Comments due April 10 on bank merger policy rescission; FDIC plans future revision

Public comments on a bank regulator’s proposal to rescind its September 2024 bank merger policy statement, and reinstate its prior policy statement on an interim basis, are due April 10, according to a notice in the Federal Register Friday.

The Federal Deposit Insurance Corp. (FDIC) in early March said its board voted to rescind the statement and that it planned a broader reevaluation of the previous policy statement.

“The FDIC expects to request comment on all aspects of the regulatory framework governing the FDIC’s review of bank merger transactions in connection with a future proposal to comprehensively revise its merger policy,” the agency said in Friday’s Register notice.

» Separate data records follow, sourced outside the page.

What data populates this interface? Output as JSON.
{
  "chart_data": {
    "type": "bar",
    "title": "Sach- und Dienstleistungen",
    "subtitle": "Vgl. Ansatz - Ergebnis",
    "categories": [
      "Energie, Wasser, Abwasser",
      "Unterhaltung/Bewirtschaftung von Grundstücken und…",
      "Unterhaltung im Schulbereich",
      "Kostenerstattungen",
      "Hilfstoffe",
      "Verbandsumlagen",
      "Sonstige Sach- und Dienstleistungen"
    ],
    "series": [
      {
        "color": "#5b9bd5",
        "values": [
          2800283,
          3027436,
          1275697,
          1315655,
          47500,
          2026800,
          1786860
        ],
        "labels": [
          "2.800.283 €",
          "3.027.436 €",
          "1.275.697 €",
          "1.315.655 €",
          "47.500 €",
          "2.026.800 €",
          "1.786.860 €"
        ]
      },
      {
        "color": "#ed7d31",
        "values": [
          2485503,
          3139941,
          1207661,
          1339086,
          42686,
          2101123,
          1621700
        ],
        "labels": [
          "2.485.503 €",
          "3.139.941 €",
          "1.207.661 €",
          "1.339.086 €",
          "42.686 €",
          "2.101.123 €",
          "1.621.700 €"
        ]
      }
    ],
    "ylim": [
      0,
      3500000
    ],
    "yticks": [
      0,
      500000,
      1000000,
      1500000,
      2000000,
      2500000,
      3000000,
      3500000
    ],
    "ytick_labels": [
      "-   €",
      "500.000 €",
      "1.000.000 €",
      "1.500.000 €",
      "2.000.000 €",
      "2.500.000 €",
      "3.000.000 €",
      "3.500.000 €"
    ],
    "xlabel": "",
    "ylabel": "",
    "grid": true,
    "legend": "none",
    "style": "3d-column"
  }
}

Among the reasons given for the rescission were changes issued in September (and effective about a month later) that made the FDIC’s bank merger review process “less transparent and less predictable, leaving prospective applicants unclear about their prospects for approval and the resources and time they will need to allocate to the merger application process.”

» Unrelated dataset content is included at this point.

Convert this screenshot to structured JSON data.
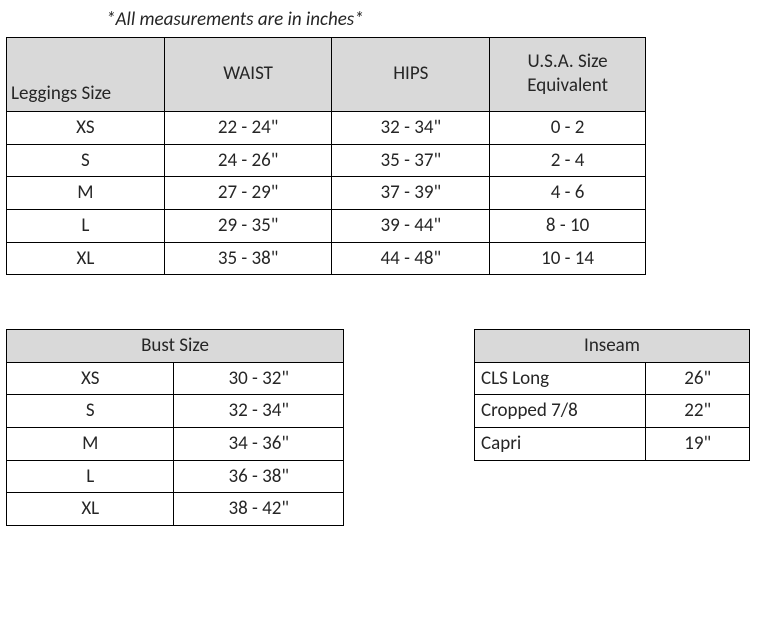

The bank merger policy was created under the Bank Merger Act (BMA), the agency noted, which prohibits an insured depository institution (IDI) from engaging in a bank merger transaction except with the prior approval of the responsible federal banking agency. It said the FDIC acts on merger transactions involving IDIs in which the acquiring, assuming, or resulting institution is FDIC-supervised; and those that involve an IDI – federally chartered or not – and any non-insured entity.

The bank merger policy statement preceding the September revision was last updated in 2008. It does not, the agency noted, directly address an evaluation factor added to the BMA under the 2010 Dodd-Frank Act related to the risk to the stability of the United States banking or financial system, but it said it has articulated its approach to evaluating this factor in the context of merger transactions in its Applications Procedures Manual.

The Office of the Comptroller of the Currency (OCC) has its own, separate bank merger rule that applies to national banks and federal savings associations. This rule was also revised last September. That revision added an appendix with a policy statement on how the agency reviews merger requests under the BMA. It took effect Jan. 1.